Digital currencies encompass a wide range of payment and data services. The provision of those services will face unequally stringent types of regulation in different countries. One key issue is privacy. Approaches to regulation in Europe, the US, and China are very different. Differing regulatory frameworks may make it difficult for network operators to fully exploit economies of scale and scope provided by big data. It may be impossible to use the same digital currency in different jurisdictions. 

This could be the ultimate paradox of digitalisation. Technically, digitalisation will break barriers and cross borders.

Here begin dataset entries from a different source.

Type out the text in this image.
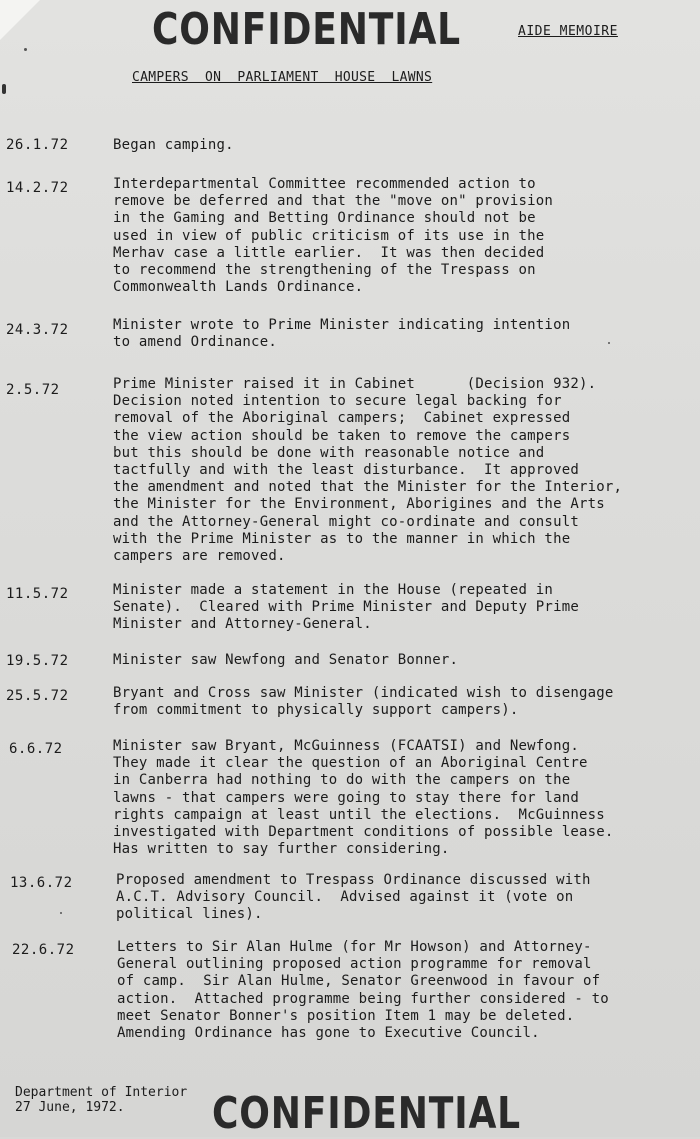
CONFIDENTIAL	AIDE MEMOIRE
CAMPERS ON PARLIAMENT HOUSE LAWNS
26.1.72	Began camping.
14.2.72	Interdepartmental Committee recommended action to
remove be deferred and that the "move on" provision
in the Gaming and Betting Ordinance should not be
used in view of public criticism of its use in the
Merhav case a little earlier.  It was then decided
to recommend the strengthening of the Trespass on
Commonwealth Lands Ordinance.
24.3.72	Minister wrote to Prime Minister indicating intention
to amend Ordinance.
2.5.72	Prime Minister raised it in Cabinet      (Decision 932).
Decision noted intention to secure legal backing for
removal of the Aboriginal campers;  Cabinet expressed
the view action should be taken to remove the campers
but this should be done with reasonable notice and
tactfully and with the least disturbance.  It approved
the amendment and noted that the Minister for the Interior,
the Minister for the Environment, Aborigines and the Arts
and the Attorney-General might co-ordinate and consult
with the Prime Minister as to the manner in which the
campers are removed.
11.5.72	Minister made a statement in the House (repeated in
Senate).  Cleared with Prime Minister and Deputy Prime
Minister and Attorney-General.
19.5.72	Minister saw Newfong and Senator Bonner.
25.5.72	Bryant and Cross saw Minister (indicated wish to disengage
from commitment to physically support campers).
6.6.72	Minister saw Bryant, McGuinness (FCAATSI) and Newfong.
They made it clear the question of an Aboriginal Centre
in Canberra had nothing to do with the campers on the
lawns - that campers were going to stay there for land
rights campaign at least until the elections.  McGuinness
investigated with Department conditions of possible lease.
Has written to say further considering.
13.6.72	Proposed amendment to Trespass Ordinance discussed with
A.C.T. Advisory Council.  Advised against it (vote on
political lines).
22.6.72	Letters to Sir Alan Hulme (for Mr Howson) and Attorney-
General outlining proposed action programme for removal
of camp.  Sir Alan Hulme, Senator Greenwood in favour of
action.  Attached programme being further considered - to
meet Senator Bonner's position Item 1 may be deleted.
Amending Ordinance has gone to Executive Council.
Department of Interior
27 June, 1972.	CONFIDENTIAL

But, because of its many inseparable dimensions, it may ultimately lead to an increased fragmentation of the international financial system.


Adrian, T (2019), “Stablecoins, Central Bank Digital Currencies, and Cross-Border Payments: A New Look at the International Monetary System”, remarks at the IMF-Swiss National Bank Conference, Zurich.

Brunnermeier, M K and D Niepelt (2019), “On the Equivalence of Private and Public Money”, Journal of Monetary Economics (forthcoming).

Gopinath, G, E Boz, C Casas, F J Diez, P-O Gourinchas, and M Plagborg-Moller (2016), “Dominant Currency Paradigm”, NBER Working Paper No. 22943 

Hayek, F A (1976), Choice in Currency. 

Issing, O (1999), “Hayek – Currency Competition and the European Monetary Union”, BIS Review 1999/66.

Mundell, R A (1961), “A Theory of Optimum Currency Area”, American Economic Review 51(4): 657-665.

Landau, J-P and A Genais (2019), Digital Currencies: An Exploration into Technology and Money, Report to the French Minister of Economy. 


[1] The classic reference is Mundell (1961).

[2] The BIS (2019) notes that digital platforms base their businesses on a “data-network-activities” feedback loop: user data are used to provide services that drive network activity and thus adoption, creating more user data.

[3] Adrian (2019) outlines risks akin to digital dollarisation, remarking that digital money makes storage of foreign money safer and cheaper as well as making transactions easier. 

[4] Brunnermeier and Niepelt (2019) provide conditions under which the introduction of CBDC has no adverse effects on the macroeconomy and financial stability.